Some other issues that require consideration which point out the minimal loss of services as a result of de-annexation:
• Ambulance service is not provided by the Village; it is entirely an activity of Scott and White. You are paying for this by the fee established by Scott and White.
• The library is not a Village service; it is an independent service financed with State funding.
• The County Sheriff would provide 24 hour police patrol for people outside the boundaries of the Village.
• The fire department is also a separate entity outside the Village and provide the same service.
• Village franchise fees for trash pick-up, phone service cell and land-line would be avoided.

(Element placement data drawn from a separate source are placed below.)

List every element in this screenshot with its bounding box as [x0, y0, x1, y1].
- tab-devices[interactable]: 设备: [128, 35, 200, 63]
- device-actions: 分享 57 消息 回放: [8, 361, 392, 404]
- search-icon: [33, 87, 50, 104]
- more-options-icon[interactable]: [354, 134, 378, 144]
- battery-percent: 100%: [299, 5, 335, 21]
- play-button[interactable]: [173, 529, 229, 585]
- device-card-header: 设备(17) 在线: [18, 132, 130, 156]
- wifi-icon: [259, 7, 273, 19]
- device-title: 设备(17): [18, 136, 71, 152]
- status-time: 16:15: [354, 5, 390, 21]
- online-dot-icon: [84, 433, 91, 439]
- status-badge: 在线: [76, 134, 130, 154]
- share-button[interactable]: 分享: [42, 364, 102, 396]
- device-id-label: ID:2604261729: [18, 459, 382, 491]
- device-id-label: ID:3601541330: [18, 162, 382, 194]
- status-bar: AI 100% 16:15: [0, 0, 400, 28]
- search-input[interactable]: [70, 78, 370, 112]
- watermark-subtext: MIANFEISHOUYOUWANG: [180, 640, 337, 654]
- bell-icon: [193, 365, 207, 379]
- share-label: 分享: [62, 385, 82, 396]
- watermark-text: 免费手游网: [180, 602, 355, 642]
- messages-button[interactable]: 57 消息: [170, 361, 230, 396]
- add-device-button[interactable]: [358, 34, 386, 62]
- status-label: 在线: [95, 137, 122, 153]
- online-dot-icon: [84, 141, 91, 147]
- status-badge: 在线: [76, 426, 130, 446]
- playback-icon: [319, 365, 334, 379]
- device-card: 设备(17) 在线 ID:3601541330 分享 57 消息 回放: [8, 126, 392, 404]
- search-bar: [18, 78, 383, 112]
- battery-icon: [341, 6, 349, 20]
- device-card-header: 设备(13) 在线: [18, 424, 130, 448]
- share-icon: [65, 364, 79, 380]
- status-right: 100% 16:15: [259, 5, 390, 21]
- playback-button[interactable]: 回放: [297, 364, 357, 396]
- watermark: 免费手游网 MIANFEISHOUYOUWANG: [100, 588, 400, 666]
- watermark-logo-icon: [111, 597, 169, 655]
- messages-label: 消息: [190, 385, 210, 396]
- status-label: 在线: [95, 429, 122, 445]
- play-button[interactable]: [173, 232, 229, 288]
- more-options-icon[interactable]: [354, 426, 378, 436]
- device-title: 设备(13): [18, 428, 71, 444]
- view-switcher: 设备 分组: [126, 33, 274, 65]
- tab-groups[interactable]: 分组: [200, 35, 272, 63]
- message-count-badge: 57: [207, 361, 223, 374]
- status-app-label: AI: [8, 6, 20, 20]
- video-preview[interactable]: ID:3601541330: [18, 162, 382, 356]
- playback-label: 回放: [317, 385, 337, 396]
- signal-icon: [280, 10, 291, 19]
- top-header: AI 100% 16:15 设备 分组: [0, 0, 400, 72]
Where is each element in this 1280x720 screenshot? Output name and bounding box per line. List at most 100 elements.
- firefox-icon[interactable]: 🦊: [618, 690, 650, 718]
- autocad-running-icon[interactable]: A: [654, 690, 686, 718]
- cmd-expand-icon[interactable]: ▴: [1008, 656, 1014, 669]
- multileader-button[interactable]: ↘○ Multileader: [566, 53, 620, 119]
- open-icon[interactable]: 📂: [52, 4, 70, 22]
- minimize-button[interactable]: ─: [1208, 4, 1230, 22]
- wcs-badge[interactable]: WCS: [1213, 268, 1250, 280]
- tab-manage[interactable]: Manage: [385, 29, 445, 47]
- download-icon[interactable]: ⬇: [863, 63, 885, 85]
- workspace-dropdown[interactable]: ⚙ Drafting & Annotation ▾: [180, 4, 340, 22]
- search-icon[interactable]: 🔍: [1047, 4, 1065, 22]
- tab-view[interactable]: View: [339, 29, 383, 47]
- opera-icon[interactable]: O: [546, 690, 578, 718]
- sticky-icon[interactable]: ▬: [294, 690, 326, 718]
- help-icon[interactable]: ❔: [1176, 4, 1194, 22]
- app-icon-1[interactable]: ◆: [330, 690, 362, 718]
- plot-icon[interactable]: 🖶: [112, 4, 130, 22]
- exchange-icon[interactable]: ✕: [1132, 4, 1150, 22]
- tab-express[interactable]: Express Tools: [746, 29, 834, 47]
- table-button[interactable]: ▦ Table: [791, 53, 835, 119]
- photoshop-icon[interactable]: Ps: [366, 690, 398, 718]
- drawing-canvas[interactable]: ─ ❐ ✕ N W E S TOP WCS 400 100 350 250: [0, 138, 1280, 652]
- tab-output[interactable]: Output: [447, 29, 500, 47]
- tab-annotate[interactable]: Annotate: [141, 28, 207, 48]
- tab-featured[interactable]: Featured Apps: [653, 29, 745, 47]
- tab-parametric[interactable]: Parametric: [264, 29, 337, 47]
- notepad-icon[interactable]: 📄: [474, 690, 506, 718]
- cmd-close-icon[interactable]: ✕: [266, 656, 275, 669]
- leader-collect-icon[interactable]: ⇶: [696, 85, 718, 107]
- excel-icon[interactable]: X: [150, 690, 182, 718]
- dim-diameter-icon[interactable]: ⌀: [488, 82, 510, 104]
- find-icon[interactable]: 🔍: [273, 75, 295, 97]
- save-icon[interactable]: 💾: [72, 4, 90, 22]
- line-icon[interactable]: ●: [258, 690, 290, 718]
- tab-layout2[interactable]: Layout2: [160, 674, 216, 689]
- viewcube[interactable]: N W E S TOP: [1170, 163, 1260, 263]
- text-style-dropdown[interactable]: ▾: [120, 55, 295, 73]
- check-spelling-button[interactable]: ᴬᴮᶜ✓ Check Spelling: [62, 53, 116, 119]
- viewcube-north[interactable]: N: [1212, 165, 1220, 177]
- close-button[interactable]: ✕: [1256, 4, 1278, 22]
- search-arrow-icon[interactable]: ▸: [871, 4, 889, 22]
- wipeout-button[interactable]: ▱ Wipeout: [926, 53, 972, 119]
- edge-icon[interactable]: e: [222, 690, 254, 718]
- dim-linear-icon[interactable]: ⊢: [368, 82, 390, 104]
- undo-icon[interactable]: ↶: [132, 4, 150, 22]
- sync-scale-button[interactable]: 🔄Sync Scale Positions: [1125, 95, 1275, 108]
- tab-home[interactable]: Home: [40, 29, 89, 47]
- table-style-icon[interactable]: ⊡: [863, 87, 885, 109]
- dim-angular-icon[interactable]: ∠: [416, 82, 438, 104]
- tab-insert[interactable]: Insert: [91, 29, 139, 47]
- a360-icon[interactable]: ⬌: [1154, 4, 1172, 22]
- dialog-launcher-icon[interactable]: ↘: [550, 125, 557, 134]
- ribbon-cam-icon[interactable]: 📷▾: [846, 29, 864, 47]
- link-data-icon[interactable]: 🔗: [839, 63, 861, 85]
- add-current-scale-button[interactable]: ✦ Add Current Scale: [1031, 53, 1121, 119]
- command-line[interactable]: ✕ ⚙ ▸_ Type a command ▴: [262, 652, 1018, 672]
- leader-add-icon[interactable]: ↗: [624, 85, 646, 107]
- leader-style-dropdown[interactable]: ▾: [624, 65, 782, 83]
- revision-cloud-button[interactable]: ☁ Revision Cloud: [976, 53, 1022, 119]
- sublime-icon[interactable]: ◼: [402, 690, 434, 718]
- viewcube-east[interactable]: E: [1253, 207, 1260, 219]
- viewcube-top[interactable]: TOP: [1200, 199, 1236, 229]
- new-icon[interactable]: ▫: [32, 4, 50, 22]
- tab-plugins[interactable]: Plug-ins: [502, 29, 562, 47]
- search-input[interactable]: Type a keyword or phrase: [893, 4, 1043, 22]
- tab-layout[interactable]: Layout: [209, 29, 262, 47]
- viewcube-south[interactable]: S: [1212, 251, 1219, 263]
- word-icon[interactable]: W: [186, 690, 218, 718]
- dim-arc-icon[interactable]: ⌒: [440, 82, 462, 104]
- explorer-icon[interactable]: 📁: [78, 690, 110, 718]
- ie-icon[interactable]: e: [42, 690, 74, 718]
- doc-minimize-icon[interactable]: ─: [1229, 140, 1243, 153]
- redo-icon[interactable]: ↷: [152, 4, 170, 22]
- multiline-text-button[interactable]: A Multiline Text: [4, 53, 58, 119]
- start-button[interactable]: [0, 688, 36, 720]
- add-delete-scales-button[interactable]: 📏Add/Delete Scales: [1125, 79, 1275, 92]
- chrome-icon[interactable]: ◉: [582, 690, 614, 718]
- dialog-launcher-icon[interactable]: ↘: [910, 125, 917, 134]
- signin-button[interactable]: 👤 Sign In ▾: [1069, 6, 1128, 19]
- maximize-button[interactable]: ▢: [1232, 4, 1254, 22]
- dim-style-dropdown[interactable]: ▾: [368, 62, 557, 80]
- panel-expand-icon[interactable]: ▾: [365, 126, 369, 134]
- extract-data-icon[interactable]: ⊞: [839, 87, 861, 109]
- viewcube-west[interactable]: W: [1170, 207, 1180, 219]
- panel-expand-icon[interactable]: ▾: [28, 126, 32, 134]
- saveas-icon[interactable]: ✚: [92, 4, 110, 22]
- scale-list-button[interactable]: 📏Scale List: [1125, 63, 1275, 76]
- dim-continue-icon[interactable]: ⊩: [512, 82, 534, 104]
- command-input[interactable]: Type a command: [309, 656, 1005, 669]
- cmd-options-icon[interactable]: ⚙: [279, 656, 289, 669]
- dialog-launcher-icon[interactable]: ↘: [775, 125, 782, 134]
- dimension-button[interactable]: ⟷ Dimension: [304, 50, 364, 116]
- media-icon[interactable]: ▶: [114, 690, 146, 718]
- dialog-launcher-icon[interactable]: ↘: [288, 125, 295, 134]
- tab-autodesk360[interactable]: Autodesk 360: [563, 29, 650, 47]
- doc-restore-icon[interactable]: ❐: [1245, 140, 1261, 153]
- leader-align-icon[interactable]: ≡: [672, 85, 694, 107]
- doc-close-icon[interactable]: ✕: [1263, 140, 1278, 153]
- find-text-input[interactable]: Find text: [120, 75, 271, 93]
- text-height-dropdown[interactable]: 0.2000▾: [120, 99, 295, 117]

• Water will still be under the jurisdiction of Salado Water Supply Corporation, again free of Village franchise fees.
• Street maintenance would be provided by Bell County as is currently the case on streets such as O.W. Lowery, West Village Road and Hester Way.
We are all aware of the recent personnel issues which led the dismissal of our former City Manager and Chief of Police and his staff. Can anyone deny the need for a change in light of the debt created by these dismissals and the points cited above.